Seleccionar página

Hoy Estefannía Yome venía a ver si nos ayudaba a aprender a planificar, a trabajar más centrados. Y lo primero que ha hecho es hacernos reflexionar en cuál es la diferencia entre algunos términos que usamos habitualmente:

  • SUEÑO: se trata de una situación ideal en la que nos gustaría estar. No tiene por qué ser realista, ni concreta
  • VISIÓN: es la concreción del sueño. Es decir, el sueño convertido en algo posible y específico
  • DIRECCIONAMIENTO: es el rumbo que llevamos
  • OBJETIVO: es el lugar hacia el que nos dirigimos. Es la palanca que nos mueve. Los objetivos ya hemos visto varias veces que tienen que ser: 
    • Específicos: no vale decir “queremos mejorar”. Tienen que concretar qué es lo que queremos mejorar exactamente
    • Medibles: es la única forma de comprobar si los esta
    • Temporales. Con fecha.
    • Asequibles. Si no provocan frustración
    • Reto. Si no son ambiciosos no generan valor

En lo referente a la visión destacó lo importante que es que sean enunciados sencillos. Tener una visión con 35 puntos importantes no hacen más que dispersar la atención. Es preferible que la visión de la empresa sea clara para todos y esté todo el rato en la mente del equipo. Además, la visión es esencial para poder establecer correctamente las prioridades.

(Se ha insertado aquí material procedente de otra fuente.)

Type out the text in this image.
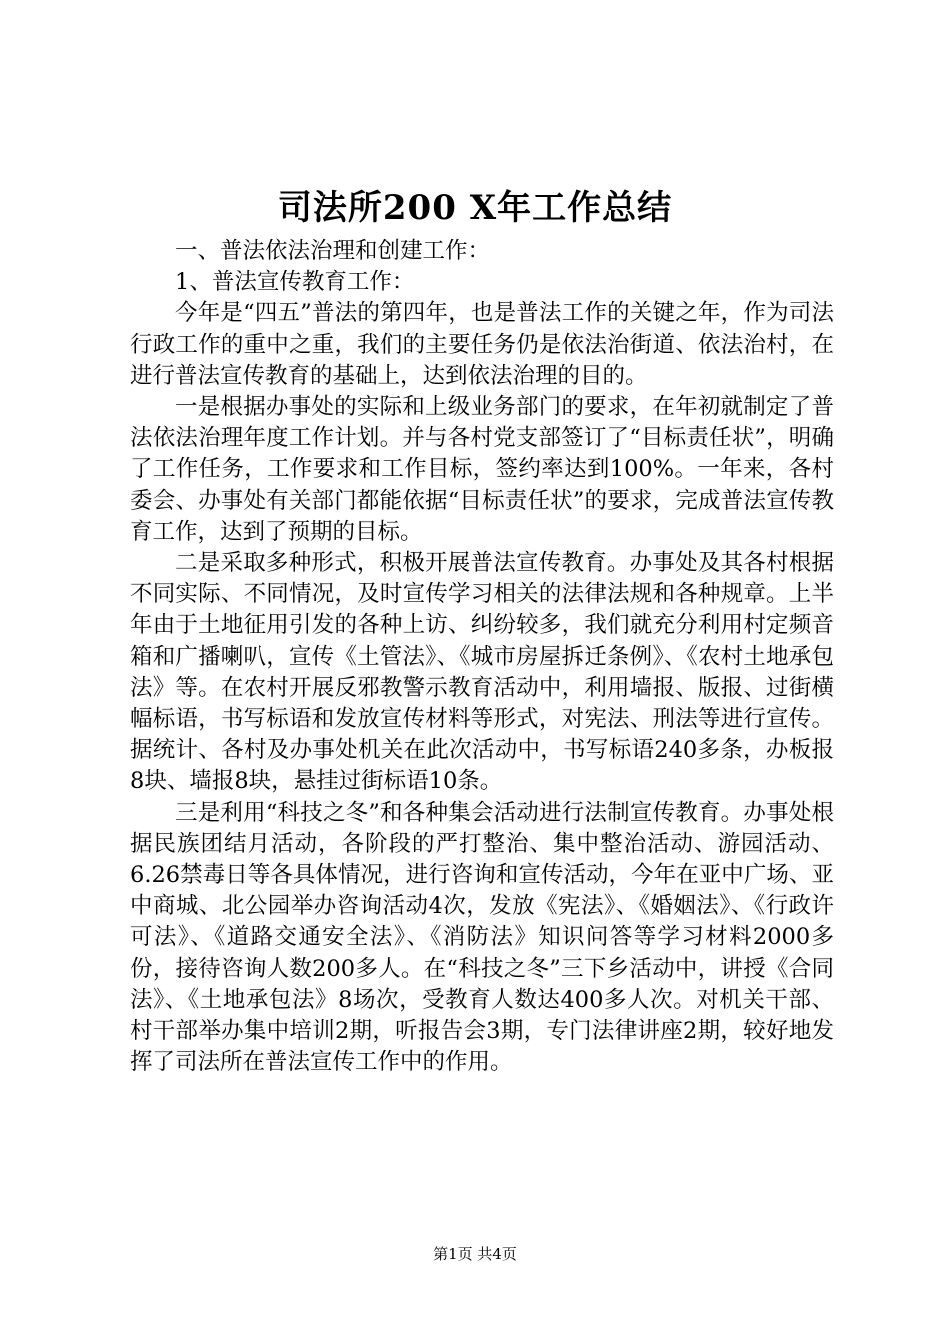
司法所200 X年工作总结

一、普法依法治理和创建工作：

1、普法宣传教育工作：

今年是“四五”普法的第四年，也是普法工作的关键之年，作为司法行政工作的重中之重，我们的主要任务仍是依法治街道、依法治村，在进行普法宣传教育的基础上，达到依法治理的目的。

一是根据办事处的实际和上级业务部门的要求，在年初就制定了普法依法治理年度工作计划。并与各村党支部签订了“目标责任状”，明确了工作任务，工作要求和工作目标，签约率达到100%。一年来，各村委会、办事处有关部门都能依据“目标责任状”的要求，完成普法宣传教育工作，达到了预期的目标。

二是采取多种形式，积极开展普法宣传教育。办事处及其各村根据不同实际、不同情况，及时宣传学习相关的法律法规和各种规章。上半年由于土地征用引发的各种上访、纠纷较多，我们就充分利用村定频音箱和广播喇叭，宣传《土管法》、《城市房屋拆迁条例》、《农村土地承包法》等。在农村开展反邪教警示教育活动中，利用墙报、版报、过街横幅标语，书写标语和发放宣传材料等形式，对宪法、刑法等进行宣传。据统计、各村及办事处机关在此次活动中，书写标语240多条，办板报8块、墙报8块，悬挂过街标语10条。

三是利用“科技之冬”和各种集会活动进行法制宣传教育。办事处根据民族团结月活动，各阶段的严打整治、集中整治活动、游园活动、6.26禁毒日等各具体情况，进行咨询和宣传活动，今年在亚中广场、亚中商城、北公园举办咨询活动4次，发放《宪法》、《婚姻法》、《行政许可法》、《道路交通安全法》、《消防法》知识问答等学习材料2000多份，接待咨询人数200多人。在“科技之冬”三下乡活动中，讲授《合同法》、《土地承包法》8场次，受教育人数达400多人次。对机关干部、村干部举办集中培训2期，听报告会3期，专门法律讲座2期，较好地发挥了司法所在普法宣传工作中的作用。

第1页 共4页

Entonces ¿cómo hacemos para marcarnos los objetivos, para establecer nuestro sistema de trabajo? Pues utilizando las tres palancas:

  1. DIAGNÓSTICO: en primer lugar debemos establecer en qué situación estamos y a dónde queremos llegar. en definitiva, QUÉ  es lo que queremos conseguir. Es interesante analizar qué beneficios conseguiremos al llegar a ese objetivo, cuáles son las prioridades para tener claro nuestro foco. Una vez realizado este análisis, estableceremos unos indicadores que nos permitan comprobar el progreso.
  2. CÓMO: ahora sí, nos centraremos en la manera en que vamos a conseguir ese objetivo, el plan de acción necesario para alcanzarlo.Ello, lógicamente, se hará en base a los recursos con los que contamos: personal, herramientas, tiempo, presupuesto…
  3. SEGUIMIENTO: una vez puestos en marcha debemos marcarnos hitos periódicos que nos permitan saber si estamos en el camino correcto o si debemos establecer ajustes en el rumbo y modificar el cómo. El no realizar seguimiento correctamente impide que el objetivo se alcance ya que los planes de acción pero ¡ojo!, un seguimiento demasiado férreo causa represión, obsesión, frustración, exceso de control…

A continuación, cada equipo de facilisimo realizó su ejercicio aplicando las tres palancas una vez aclarada la visión conjunta de la empresa. Todos tenemos claro que nuestra visión es:


Convertirnos en un referente mundial en español en contenidos de hogar, ocio mujer y estilo de vida.


Y a por ello vamos, cada uno aportando la parte que nos corresponde pero sin dejar de pensar en este objetivo  común, sabiendo que todos somos importantes, todos contribuimos y contando cuáles son nuestras fortalezas y herramientas que nos van  a permitir avanzar hacia esa visión.